J'ai fait une croix sur les séances ciné, les restos et les soirées entre potes. Sa Majesté Culpabilité faisant son office. C'est incroyable comment ça peut manquer un apéro qui dégénère, le genre où tu rentres à trois heures du matin totalement pété. Et le pire, c'est que ça s'arrête quasiment jamais. J'imagine que, jusqu'à sa majorité, ça sera ça. Oui, j'ai une conscience, elle me dicte des choses horribles que j'aurais jamais imaginé. Je ne peux plus boire au-delà de deux verres, de peur de laisser une orpheline. Avoir un accident et tuer toute une famille, je vivrais assez bien avec, mais là, cette salope de conscience qui me bouffe le cerveau m'empêche de jouir des plaisirs de la vie. J'ai donc dû trouver un autre moyen d'assouvir mes pulsions d'alcoolique et c'est Sandy qui m'a donné la solution, sans le savoir, ça va de soi. Comme elle allaitait, toute consommation de breuvages fermentés était strictement prohibée. Je l'ai choisi comme capitaine de soirée.
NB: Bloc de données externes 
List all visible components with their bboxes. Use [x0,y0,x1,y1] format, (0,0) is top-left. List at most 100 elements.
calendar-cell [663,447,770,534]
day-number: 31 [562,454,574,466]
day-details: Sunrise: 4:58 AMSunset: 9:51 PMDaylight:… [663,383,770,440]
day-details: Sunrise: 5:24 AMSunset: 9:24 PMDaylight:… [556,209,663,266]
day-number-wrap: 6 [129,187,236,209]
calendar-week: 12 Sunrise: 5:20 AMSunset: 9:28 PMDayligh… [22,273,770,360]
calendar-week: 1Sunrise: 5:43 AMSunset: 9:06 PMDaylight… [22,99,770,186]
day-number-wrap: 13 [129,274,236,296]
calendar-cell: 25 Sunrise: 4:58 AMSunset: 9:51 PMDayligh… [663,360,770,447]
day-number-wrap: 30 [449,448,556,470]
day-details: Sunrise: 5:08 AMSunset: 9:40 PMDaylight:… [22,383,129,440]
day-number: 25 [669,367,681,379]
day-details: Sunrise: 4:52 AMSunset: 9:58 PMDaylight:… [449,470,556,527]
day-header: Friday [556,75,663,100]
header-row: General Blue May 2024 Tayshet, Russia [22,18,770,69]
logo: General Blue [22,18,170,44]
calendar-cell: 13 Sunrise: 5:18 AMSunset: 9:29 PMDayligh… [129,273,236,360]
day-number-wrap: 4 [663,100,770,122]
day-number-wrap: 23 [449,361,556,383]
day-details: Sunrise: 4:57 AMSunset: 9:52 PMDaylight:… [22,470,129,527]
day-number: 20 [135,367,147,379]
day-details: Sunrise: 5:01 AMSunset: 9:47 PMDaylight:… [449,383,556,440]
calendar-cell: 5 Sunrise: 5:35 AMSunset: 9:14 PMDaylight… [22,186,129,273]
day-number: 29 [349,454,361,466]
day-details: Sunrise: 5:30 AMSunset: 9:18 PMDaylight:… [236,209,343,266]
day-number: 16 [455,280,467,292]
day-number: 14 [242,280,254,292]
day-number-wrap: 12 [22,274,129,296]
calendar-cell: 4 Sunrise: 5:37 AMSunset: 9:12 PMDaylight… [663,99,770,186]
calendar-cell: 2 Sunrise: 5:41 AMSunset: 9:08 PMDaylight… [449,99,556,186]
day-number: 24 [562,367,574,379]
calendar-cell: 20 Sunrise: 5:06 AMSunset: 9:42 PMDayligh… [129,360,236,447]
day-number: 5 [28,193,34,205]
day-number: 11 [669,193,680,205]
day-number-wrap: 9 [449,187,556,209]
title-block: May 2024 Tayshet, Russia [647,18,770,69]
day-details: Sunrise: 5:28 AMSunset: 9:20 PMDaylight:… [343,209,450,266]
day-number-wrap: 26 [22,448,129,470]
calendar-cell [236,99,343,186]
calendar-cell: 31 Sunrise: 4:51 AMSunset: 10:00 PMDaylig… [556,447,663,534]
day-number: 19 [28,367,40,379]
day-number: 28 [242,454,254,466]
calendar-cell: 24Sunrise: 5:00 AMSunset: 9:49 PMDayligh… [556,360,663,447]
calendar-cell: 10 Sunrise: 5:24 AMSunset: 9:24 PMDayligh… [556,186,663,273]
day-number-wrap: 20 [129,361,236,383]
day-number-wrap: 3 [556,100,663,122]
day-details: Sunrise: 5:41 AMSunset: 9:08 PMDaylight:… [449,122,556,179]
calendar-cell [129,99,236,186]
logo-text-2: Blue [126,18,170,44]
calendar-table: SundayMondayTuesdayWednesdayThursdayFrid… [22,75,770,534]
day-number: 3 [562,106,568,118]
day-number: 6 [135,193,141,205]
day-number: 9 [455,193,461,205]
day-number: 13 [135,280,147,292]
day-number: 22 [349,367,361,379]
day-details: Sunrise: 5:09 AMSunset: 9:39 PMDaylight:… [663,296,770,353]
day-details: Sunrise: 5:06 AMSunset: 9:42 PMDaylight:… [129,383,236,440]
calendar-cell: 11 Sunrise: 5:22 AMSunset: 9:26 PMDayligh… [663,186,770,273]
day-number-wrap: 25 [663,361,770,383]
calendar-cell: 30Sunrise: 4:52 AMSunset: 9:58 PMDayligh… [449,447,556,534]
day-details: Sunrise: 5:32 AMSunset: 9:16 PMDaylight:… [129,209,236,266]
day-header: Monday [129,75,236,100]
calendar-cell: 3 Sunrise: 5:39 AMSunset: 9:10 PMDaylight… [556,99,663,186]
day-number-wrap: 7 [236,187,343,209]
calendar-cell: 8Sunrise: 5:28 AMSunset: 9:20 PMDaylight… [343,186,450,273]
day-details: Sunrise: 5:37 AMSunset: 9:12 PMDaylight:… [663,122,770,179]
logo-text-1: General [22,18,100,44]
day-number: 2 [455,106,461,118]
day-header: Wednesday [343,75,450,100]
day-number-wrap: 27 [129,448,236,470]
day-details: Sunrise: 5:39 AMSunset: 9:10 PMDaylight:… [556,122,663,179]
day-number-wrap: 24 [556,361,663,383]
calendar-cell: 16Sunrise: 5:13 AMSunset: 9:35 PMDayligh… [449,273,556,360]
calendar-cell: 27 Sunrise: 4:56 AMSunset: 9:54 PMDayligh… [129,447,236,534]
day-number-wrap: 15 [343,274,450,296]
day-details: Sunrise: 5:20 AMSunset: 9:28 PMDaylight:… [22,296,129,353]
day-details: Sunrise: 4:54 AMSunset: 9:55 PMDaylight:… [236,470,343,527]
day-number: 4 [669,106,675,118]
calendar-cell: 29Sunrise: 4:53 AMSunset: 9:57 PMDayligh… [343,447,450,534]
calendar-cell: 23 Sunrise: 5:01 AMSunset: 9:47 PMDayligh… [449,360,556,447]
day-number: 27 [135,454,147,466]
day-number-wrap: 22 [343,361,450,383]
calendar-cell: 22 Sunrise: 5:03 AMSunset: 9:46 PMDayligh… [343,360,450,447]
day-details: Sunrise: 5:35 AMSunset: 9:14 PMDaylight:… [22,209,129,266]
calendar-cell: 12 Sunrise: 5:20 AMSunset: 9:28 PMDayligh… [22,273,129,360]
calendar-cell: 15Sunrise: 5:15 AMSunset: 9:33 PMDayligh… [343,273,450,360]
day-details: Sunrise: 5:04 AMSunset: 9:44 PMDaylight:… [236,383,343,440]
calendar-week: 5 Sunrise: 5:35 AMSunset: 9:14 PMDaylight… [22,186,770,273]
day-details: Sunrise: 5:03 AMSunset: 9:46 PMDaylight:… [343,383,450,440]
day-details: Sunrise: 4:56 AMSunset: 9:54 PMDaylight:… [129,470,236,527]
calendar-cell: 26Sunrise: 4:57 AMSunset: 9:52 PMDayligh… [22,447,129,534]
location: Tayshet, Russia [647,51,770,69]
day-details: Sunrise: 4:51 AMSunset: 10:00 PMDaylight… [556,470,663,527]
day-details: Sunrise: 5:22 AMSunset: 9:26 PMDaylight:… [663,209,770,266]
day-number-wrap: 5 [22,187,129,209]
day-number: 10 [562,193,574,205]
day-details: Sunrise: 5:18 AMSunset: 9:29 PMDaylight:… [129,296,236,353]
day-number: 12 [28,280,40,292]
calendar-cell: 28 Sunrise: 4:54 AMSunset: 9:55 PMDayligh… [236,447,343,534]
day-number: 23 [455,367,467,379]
Une fois imbibé, j'en avais plus rien à foutre de rien, Sandy m'appelait pas, parce que j'étais plus en état de m'occuper de quoi que ce soit. Tu t'imagines changer un gosse d'un an avec trois grammes ? C'est un coup à finir avec une couche sur la tête.

C'est vraiment à partir de là que c'est totalement parti en vrille...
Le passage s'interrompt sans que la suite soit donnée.